8. Remuneration has to be sensitive to market forces, although it is difficult to get good data on what competitors are paying. Much depends on what people understand to be going rates and all sorts of rumours and exaggerations surround that. This is why advertisements rarely state pay, although wide scales may be mentioned.
9. Using remuneration as the major way of influencing motivation and satisfaction is misguided. Money as ‘carrot’ or ‘stick’ has very limited effects. Other factors like work autonomy, interest and management style are more important in the long run and short run. This seems to be particularly the case with millennials.
10. The relative attractiveness of aspects of the remuneration package (eg shares, deferred payments and housing/health benefits) are very different for individuals, depending on their background and demography.
What makes asset management different
Compared to most other jobs asset managers are very well paid (they are in the top 5 per cent of the population). It is an extrinsic motivation factor that clearly attracts many to the job and retains them (given other factors are in place). In short, money seems more important, more motivational and more sensitive than any intrinsic motivational factor suggested by the gurus.
The ratio of bonus to base pay is high, relatively similar to some sales jobs. This means the reward stress is on personal effort and ability rather than contribution. It also means that people at the same level, with similar title and experience may be very differently remunerated from one another.
Many asset managers, but by no means all, have some equity ownership in their organisation, which has implications for how all others are motivated in the business. We know that having a real stake (shares) in the business can change commitment, and influence a long versus short-term horizon.
A significant proportion of their pay is often deferred. This has an effect on all sorts of decisions in the job, depending on the terms. It can easily change time horizons and commitment to others.
It is often possible to obtain reasonably robust, objective, money-based measures of success that can be expressed nearly always in monetary terminology, making subjective judgements less central to the whole exercise. Numbers do not lie and are easy to compare.
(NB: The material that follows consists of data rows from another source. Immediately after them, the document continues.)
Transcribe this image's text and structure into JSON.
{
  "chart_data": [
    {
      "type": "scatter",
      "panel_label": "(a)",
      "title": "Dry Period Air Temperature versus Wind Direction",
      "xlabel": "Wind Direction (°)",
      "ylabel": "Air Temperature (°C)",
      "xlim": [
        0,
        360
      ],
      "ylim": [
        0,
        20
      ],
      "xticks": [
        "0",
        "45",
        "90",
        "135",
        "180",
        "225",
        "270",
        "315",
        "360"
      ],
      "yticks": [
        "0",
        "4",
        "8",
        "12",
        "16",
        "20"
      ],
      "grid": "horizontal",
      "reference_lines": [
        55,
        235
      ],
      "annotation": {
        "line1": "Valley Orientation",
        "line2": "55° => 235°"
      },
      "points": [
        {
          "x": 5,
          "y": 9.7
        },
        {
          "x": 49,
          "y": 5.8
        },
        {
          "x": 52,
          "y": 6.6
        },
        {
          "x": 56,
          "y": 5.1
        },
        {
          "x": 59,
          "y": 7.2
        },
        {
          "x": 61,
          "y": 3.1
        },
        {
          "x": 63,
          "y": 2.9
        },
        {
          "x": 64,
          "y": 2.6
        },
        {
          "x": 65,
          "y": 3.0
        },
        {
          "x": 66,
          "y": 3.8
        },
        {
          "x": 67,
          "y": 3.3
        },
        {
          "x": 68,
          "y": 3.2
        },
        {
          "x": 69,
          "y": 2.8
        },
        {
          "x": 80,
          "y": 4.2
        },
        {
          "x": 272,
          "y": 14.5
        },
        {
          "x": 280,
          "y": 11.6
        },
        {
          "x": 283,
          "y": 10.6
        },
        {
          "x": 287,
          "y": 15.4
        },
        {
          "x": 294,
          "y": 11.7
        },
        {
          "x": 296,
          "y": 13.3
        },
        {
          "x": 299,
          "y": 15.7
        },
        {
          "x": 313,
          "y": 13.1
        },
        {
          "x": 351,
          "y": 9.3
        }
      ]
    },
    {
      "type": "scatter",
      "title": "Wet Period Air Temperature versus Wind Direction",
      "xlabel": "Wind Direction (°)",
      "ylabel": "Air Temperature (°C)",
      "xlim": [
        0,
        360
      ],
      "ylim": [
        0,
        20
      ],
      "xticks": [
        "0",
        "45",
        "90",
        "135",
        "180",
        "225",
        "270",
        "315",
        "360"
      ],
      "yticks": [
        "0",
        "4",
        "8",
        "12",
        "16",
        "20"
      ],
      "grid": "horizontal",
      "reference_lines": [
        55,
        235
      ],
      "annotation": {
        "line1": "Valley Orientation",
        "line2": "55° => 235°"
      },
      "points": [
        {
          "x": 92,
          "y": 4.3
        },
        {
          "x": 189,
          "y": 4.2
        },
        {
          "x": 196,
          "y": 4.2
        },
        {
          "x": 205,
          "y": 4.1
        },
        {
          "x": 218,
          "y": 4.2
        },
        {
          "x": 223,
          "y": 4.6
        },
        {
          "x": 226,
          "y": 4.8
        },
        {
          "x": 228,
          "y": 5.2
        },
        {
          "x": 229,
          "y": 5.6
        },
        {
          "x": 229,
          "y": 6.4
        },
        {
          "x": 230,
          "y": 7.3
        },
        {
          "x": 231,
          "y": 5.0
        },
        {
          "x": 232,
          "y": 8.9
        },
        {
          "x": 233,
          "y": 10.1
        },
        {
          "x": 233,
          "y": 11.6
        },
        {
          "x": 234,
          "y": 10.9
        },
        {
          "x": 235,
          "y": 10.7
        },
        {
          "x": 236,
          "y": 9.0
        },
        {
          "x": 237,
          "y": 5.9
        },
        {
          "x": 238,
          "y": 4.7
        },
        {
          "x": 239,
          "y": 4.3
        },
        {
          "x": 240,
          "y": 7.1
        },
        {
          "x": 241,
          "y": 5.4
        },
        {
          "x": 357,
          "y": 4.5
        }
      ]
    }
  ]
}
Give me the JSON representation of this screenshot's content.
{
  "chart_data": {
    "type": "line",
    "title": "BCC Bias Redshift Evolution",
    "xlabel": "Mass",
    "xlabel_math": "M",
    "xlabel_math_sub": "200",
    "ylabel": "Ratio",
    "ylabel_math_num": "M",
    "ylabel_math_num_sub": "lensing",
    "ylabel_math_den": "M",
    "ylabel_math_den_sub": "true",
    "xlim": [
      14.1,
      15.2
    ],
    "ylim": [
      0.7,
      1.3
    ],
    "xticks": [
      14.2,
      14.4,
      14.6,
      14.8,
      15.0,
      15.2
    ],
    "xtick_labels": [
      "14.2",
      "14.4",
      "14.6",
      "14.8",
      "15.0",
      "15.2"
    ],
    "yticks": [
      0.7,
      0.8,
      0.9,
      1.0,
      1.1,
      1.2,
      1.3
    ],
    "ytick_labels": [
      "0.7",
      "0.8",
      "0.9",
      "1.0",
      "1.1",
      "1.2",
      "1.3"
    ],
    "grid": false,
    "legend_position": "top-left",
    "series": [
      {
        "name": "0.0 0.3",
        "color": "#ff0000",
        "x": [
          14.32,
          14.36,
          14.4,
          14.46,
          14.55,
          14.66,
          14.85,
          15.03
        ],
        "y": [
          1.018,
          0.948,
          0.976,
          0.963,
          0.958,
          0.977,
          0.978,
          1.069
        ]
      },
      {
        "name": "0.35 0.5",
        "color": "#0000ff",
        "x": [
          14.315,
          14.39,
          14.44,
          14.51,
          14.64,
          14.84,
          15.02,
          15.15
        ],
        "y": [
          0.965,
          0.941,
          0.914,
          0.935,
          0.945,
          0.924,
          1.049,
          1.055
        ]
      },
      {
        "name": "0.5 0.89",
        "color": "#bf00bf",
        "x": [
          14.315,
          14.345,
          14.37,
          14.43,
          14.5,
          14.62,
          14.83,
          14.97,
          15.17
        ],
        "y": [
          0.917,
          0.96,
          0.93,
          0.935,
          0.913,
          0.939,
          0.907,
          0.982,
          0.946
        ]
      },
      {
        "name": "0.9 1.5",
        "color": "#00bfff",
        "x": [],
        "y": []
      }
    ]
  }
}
Pay systems are often company-wide with nearly everyone in the same system, which may have implications for social comparisons. This can lead to all sorts of jealousies and certain areas/specialities are seen as easier (to make money) than others. Pay secrecy/privacy is maintained which has many consequences, both very positive and negative.
Pay, performance and your business
The stereotype of people in business is that they are highly competitive, numerate and materialistic. They are attracted by the money and are prepared to work very hard, leading highly stressful lives.